Now, was there any evidence in the fragments to which this comparative international argument could apply?

Yes.

The medical gentleman who examined the fragments deposed that they belonged to a slightly-built man. Then followed this remarkable statement, that the hip bones, or pelves, were extremely large.

The second branch of this evidence, relating to the skin, may now be set out.

The report went on to say that the skin was covered with long, strong, straight black hairs.

Now it is very remarkable that the skin should exhibit those appearances which are usually associated with strength, while the report distinctly sets out that the fragments belonged to a slightly-built man.

It strikes the most ordinary thinker at once that his experience tells him that slight, weakly made men are generally distinguishable for weak and thin hair. Most men at once recognise the force of the poetical description of Samson's strength lying in his hair.

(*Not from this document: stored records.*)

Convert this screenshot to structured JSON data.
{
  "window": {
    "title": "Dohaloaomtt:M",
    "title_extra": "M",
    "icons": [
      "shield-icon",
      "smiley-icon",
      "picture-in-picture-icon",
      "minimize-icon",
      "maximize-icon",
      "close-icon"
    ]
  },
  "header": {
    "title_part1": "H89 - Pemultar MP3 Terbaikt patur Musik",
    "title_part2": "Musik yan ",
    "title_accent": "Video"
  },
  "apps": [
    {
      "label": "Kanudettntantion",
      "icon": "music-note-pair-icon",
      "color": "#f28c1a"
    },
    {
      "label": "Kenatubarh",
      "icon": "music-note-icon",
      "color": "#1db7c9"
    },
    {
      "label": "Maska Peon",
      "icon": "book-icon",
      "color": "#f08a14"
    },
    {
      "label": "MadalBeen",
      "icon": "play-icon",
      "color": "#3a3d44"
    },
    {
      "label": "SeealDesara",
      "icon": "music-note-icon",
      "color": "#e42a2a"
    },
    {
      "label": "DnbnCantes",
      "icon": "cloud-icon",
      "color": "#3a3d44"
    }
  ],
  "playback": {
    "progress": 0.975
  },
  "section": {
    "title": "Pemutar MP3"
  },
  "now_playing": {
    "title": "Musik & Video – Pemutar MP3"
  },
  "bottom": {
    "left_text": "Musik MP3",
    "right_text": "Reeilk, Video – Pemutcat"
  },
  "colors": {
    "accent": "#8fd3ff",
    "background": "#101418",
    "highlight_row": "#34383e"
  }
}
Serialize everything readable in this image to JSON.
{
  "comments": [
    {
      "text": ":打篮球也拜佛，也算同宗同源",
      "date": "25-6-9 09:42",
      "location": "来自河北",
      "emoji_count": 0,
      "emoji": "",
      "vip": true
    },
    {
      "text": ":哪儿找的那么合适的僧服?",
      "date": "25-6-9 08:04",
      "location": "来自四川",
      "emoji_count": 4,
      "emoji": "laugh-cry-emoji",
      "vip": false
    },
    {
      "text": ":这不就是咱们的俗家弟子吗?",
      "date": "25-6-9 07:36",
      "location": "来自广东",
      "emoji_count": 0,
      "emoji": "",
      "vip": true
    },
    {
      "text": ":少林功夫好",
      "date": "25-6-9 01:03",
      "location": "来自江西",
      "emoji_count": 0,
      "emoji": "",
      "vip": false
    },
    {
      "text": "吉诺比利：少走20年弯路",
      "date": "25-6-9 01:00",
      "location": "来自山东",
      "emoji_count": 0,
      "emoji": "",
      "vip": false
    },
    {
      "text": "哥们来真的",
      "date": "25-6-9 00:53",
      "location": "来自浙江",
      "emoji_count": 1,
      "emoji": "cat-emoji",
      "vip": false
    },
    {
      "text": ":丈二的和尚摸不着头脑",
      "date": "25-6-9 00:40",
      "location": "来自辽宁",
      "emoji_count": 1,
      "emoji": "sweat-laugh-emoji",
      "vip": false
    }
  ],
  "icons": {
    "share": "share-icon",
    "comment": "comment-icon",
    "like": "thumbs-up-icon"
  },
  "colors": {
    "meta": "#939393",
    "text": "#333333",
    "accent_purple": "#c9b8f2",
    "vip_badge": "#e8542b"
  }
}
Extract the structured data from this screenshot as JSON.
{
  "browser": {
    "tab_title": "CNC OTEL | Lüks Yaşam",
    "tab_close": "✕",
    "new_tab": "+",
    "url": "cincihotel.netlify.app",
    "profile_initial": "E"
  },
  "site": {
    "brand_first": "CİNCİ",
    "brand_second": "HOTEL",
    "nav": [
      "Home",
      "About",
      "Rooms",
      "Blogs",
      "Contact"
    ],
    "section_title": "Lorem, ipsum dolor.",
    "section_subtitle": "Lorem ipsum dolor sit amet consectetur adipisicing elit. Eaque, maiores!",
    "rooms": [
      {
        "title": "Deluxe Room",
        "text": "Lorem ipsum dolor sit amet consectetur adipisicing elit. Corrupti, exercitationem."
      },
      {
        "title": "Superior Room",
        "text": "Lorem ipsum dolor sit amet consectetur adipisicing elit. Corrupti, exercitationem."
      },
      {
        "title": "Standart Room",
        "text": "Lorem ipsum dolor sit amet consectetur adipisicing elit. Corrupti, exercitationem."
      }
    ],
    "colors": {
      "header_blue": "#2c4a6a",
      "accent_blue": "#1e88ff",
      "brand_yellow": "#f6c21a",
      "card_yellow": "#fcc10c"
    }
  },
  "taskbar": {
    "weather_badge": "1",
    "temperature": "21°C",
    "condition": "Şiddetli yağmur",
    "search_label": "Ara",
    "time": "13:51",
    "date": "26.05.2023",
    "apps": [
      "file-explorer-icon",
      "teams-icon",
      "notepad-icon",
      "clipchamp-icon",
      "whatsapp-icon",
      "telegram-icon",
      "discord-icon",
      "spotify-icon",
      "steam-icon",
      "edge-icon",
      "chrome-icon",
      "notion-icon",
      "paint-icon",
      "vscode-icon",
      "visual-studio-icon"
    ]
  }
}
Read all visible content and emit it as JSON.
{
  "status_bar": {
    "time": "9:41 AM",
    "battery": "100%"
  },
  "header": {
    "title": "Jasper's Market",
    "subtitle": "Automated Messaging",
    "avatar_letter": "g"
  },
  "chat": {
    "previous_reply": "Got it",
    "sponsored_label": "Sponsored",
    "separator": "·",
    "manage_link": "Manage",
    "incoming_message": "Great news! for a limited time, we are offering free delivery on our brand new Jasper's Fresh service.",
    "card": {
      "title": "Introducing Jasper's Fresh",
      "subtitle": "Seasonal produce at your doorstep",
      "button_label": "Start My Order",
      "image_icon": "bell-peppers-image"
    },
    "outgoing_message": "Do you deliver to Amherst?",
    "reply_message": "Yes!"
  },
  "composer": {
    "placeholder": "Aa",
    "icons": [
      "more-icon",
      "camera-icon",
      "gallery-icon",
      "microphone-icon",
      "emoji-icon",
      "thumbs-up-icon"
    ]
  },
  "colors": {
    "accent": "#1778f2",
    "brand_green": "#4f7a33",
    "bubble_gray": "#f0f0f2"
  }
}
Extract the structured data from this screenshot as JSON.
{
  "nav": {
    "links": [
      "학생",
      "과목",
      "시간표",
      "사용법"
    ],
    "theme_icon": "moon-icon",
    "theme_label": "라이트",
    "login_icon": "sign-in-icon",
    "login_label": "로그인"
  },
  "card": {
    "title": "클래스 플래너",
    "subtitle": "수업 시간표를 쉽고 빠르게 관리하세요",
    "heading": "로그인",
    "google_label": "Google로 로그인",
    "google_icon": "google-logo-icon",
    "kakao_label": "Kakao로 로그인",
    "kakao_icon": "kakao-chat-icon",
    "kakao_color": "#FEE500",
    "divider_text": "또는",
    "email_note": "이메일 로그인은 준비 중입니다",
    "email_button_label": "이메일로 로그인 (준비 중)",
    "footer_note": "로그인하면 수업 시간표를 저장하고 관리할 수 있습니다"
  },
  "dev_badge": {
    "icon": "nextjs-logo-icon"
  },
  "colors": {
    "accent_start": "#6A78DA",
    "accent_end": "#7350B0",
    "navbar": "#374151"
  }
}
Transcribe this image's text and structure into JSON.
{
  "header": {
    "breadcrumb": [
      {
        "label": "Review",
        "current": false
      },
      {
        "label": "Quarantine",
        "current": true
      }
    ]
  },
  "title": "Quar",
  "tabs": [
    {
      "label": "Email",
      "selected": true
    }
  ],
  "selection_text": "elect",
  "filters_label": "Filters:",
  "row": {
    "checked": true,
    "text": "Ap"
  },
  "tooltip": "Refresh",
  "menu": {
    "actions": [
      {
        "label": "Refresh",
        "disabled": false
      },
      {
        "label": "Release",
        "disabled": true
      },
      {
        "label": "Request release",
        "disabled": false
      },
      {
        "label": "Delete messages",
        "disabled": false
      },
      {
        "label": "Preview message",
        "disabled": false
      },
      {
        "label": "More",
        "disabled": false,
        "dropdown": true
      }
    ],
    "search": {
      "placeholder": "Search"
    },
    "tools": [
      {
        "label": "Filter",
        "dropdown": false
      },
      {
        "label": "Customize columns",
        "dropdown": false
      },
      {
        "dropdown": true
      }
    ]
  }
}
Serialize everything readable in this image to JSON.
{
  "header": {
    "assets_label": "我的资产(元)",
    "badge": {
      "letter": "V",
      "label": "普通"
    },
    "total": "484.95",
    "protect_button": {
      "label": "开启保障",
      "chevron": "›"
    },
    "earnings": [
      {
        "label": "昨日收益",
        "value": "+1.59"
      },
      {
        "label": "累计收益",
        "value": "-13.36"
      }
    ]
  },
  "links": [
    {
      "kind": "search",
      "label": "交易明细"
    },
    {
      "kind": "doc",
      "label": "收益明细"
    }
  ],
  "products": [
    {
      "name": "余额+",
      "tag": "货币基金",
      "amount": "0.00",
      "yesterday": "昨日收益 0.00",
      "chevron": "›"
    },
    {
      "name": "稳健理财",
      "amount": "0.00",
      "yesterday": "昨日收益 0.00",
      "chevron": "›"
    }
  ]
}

There is, then, surely something contradictory in the slight build, and the long, strong black hair, if we judge from our ordinary experience. But if we carry our experience beyond the ordinary, if we go into a French or Italian eating-house in the Soho district, it will be found that scarcely a man is to be found who is destitute of strong hair, for the most part black, upon the face. It need not be added that hair thickly growing on the face is presumptive proof that the entire skin possesses that faculty, the palms of the hands and soles of the feet excepted.
2

Now follows another intricate piece of evidence. The hairs are stated to be long, black, and strong—that is to say, black, thick, and without any curl in them.

Any man who, by an hospital experience, has seen many English human beings, will agree with me that the body hair here in England is rarely black, rarely long, and generally with a tendency to curl.

Now, go to the French and Italian cafés already referred to, and it will be found that the beards you shall see are black, very strong, and the hairs individually straight.